I tried to brainstorm a number of things that could be causing the problem (for whatever reason it was worst on my Z-axis) and tried the following to make the tuning communication problem go away:
Swap differential line drivers
swap cat5 cables
swap encoders
swap PC's
swap motors
check grounds on PC, power supply, mainboard
change shielded cable on motor
change cat5 cable with another brand
swap a custom made tune cable for an R2110 mainboard

Needless to say none of these things worked, and I had to endure nonstop resets and infuriating loss of variables in order to even get close to a tuned axis.

- Fix your broken documentation. One of my motors had a CUI capacitive encoder on it, and after trying for many hours to figure out why it wouldn't play nice with the drive I called and talked to Rutex USA, who told me that CUI capacitive encoders have known problems with their drives. Yet the rutextest.doc document I downloaded from their website mere days before the phone call showed an identical encoder mounted on a Keling motor. Their tech docs and phone support have conflicting information spread across several documents. Additionally their documents are in several formats (!) and there is not a single document that shows how their "system" is supposed to work or integrate.

As of writing there's no explanation on the website or support documentation as to what the difference is between the different polarized and non-polarized motherboards that Rutex USA sells.

I also ran into problems early on getting bidirectional communication to work at all, and it was a bios setting problem but none of the suggestions in the R2000setup document fixed it. I suspect this may be a difference inherent to Dell bios but as many people are repurposing Dell machines as CNC controllers its probably worth mentioning.

- Sell breakout & interconnection hardware, don't force people to hunt thru digikey and ebay to get things like DB-25 and DB-15 cables and IDC connectors.

- Sell breakout boards, or put screw-type headers on your main boards for limit switch and estop connections. I don't believe that very many CNC retrofit projects work without changing things up from their original "plan" and screw terminals make changing plans much easier than re-soldering a DB style connector.

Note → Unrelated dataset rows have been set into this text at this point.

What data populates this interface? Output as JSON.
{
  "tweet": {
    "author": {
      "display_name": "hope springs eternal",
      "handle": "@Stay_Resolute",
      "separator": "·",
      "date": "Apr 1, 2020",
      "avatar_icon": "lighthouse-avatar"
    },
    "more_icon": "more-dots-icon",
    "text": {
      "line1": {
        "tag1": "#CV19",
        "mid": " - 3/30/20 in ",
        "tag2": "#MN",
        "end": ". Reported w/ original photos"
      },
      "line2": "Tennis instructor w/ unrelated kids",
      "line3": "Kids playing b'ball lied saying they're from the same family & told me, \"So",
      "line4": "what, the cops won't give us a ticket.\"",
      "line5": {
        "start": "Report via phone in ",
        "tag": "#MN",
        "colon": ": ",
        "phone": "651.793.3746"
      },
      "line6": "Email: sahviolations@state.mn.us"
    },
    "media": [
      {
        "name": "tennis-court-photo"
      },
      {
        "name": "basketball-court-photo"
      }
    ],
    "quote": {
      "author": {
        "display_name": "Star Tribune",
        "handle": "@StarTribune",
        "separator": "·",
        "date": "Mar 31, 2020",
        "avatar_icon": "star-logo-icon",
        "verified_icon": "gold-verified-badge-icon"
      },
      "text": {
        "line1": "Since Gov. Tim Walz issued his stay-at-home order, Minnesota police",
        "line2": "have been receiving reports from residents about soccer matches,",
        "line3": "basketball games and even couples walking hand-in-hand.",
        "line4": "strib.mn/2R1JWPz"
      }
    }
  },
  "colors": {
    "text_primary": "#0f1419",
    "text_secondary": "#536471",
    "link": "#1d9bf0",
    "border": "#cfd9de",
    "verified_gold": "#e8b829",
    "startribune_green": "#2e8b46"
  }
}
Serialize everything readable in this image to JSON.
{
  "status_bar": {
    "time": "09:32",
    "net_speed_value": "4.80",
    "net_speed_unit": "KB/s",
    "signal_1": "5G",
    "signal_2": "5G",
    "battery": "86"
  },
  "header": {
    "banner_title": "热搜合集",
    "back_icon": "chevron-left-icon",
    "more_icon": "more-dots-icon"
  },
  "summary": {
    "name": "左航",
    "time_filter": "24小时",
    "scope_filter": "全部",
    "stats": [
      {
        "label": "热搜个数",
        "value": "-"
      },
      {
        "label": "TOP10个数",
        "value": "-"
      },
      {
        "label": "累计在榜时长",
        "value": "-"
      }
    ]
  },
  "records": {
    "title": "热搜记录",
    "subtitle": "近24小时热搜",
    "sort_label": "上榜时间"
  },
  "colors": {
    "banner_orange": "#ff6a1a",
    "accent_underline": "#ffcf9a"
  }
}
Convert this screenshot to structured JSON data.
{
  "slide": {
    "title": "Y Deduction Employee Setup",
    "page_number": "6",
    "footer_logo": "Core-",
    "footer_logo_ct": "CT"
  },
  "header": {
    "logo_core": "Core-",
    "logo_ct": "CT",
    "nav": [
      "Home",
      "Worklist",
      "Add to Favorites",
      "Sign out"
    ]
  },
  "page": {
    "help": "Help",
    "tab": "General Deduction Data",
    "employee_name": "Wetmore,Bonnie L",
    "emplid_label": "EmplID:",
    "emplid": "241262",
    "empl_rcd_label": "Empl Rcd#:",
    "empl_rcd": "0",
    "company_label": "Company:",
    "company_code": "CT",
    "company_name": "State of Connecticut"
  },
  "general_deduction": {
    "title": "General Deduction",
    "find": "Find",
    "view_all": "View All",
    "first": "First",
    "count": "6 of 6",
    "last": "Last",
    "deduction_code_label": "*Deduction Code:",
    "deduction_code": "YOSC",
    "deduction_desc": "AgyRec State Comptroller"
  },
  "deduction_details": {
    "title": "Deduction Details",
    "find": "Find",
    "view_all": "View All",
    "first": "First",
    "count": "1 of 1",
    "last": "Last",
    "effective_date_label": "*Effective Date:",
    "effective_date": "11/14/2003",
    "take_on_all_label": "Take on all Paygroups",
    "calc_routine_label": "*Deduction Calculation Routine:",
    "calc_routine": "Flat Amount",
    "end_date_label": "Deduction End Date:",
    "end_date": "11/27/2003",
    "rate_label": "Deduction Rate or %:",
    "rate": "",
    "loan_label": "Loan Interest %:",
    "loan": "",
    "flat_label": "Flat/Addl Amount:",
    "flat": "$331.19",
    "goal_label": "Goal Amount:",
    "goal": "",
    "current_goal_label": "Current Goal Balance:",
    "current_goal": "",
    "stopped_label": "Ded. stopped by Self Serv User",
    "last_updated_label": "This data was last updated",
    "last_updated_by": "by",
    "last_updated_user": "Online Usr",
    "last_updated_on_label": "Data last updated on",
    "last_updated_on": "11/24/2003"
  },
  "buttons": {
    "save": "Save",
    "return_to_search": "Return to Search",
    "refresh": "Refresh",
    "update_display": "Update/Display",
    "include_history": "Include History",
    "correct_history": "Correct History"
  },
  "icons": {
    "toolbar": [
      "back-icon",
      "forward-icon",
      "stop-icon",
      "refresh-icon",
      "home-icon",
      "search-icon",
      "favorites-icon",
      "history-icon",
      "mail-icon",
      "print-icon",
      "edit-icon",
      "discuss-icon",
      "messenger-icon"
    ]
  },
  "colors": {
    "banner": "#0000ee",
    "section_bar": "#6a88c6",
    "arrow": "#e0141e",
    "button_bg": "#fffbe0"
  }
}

- Get rid of the cat5 encoder interconnects. Originally I though that this was a great idea and so much simpler than stringing wires, until I realized that TCP/IP comm over cat5 is designed around resilience to packet loss and signal degradation, and an RS-422 line driver has no such safeties against lost signals. Additionally most cat5 cable isn't designed to be flexible and without additional punchdown tools and extra ends, isn't easily run thru a strain relief to keep from damaging the drives or line drivers.

In conclusion, I eventually did what I should've in the first place and dumped the Rutex drives, main board, breakout hardware, encoder line drivers and cables on ebay to someone else with more patience than I have. I then called Mesa and did what I should have done in the first place - bought a 5i20 FPGA card, 2x 7i29 H-bridge drives, 2 interconnection flat cables, mounting hardware and a 7i37TA interface daughterboard.